La Baule (Loire-Atlantique) – Le comité départemental de La France insoumise (LFI) de Loire-Atlantique s’en prend à la politique menée à La Baule, qu’il accuse de favoriser un entre-soi social et de limiter, de fait, l’accès du littoral aux populations les plus modestes. Le mouvement relie cette question aux épisodes de canicule, estimant que les inégalités face à la chaleur renforcent la nécessité d’un accès facilité aux zones côtières.
Dans son communiqué, LFI décrit La Baule comme une commune marquée par une forte concentration de résidences secondaires et un niveau de vie supérieur à la moyenne nationale. Le mouvement souligne que la ville compte 59,4 % de résidences secondaires, un niveau de vie médian supérieur de 26 % à la moyenne nationale et 10,41 % de logements sociaux, soit un taux inférieur aux 25 % prévus par la loi SRU. Selon le parti, cette insuffisance a conduit la commune à s’acquitter d’une pénalité d’environ 1,4 million d’euros en 2024.
Le communiqué fait également référence aux débats tenus au Conseil régional des Pays de la Loire. Le groupe « L’Écologie ensemble », auquel appartiennent trois élus insoumis, y a proposé un renforcement de l’offre de transports régionaux à bas coût afin de permettre aux habitants des territoires les plus exposés aux fortes chaleurs d’accéder plus facilement au littoral.

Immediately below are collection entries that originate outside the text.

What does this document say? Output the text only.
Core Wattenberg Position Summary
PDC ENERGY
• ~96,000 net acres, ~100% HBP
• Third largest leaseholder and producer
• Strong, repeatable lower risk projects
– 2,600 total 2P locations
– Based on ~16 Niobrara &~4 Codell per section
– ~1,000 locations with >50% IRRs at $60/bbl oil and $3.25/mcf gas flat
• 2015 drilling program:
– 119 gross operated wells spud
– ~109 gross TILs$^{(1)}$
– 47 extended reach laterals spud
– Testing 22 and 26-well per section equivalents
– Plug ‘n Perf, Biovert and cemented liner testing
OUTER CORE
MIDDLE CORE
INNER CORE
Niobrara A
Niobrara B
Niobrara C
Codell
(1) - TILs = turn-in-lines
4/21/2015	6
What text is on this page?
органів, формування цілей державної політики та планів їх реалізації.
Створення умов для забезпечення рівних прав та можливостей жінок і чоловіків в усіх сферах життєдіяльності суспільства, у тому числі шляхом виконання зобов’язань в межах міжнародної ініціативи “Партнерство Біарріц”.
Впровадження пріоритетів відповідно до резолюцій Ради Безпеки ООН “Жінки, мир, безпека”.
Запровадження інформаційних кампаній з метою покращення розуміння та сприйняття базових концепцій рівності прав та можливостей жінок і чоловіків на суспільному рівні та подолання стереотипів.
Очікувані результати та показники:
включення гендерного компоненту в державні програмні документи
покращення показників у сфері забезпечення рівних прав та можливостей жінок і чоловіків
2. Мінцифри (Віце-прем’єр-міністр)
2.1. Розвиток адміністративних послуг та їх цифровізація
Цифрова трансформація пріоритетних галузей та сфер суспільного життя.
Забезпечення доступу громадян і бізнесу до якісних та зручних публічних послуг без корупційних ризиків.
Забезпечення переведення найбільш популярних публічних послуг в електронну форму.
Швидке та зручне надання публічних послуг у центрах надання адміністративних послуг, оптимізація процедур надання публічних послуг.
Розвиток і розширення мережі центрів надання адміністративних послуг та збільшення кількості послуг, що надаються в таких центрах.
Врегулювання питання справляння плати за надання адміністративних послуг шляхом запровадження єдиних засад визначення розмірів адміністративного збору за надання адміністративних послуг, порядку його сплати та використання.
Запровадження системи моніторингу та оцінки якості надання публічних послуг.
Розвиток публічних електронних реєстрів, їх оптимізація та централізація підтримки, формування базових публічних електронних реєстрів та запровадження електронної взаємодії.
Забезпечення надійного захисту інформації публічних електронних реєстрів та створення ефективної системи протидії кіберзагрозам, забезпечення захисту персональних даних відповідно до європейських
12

LFI critique la réponse du maire de La Baule, Franck Louvrier, qui a déclaré : « Nous accueillons des jeunes mais pas des voyous, et c’est ce droit à la sérénité que j’oppose à votre droit à la fraîcheur. » Pour le mouvement, cette prise de position traduit une volonté de réserver le littoral à une population privilégiée et d’écarter une partie de la jeunesse.
Le parti met en parallèle cette polémique avec les inégalités face aux vagues de chaleur. Il affirme que 37 % des ménages les plus modestes subissent une chaleur extrême dans leur logement, une proportion deux fois plus élevée que parmi les ménages les plus aisés. Les jeunes seraient également particulièrement concernés : 42 % des 18-24 ans déclarent souffrir de la chaleur dans leur habitation durant l’été, contre 14 % des 65-75 ans, selon les chiffres cités dans le communiqué.
À travers cette prise de parole, La France insoumise réaffirme ses propositions en faveur d’un « droit à la fraîcheur » et d’un « droit aux vacances ». Le mouvement défend notamment la gratuité des TER et des cars régionaux pour les moins de 25 ans, les demandeurs d’emploi et les personnes aux revenus modestes. Il considère que les espaces littoraux constituent un bien commun devant rester accessibles à tous, tant pour leurs fonctions éducatives, récréatives, sportives que sanitaires.
Pour LFI, l’accès au littoral doit ainsi être reconnu comme un droit collectif, particulièrement dans un contexte où les épisodes de canicule accentuent les fractures sociales et territoriales.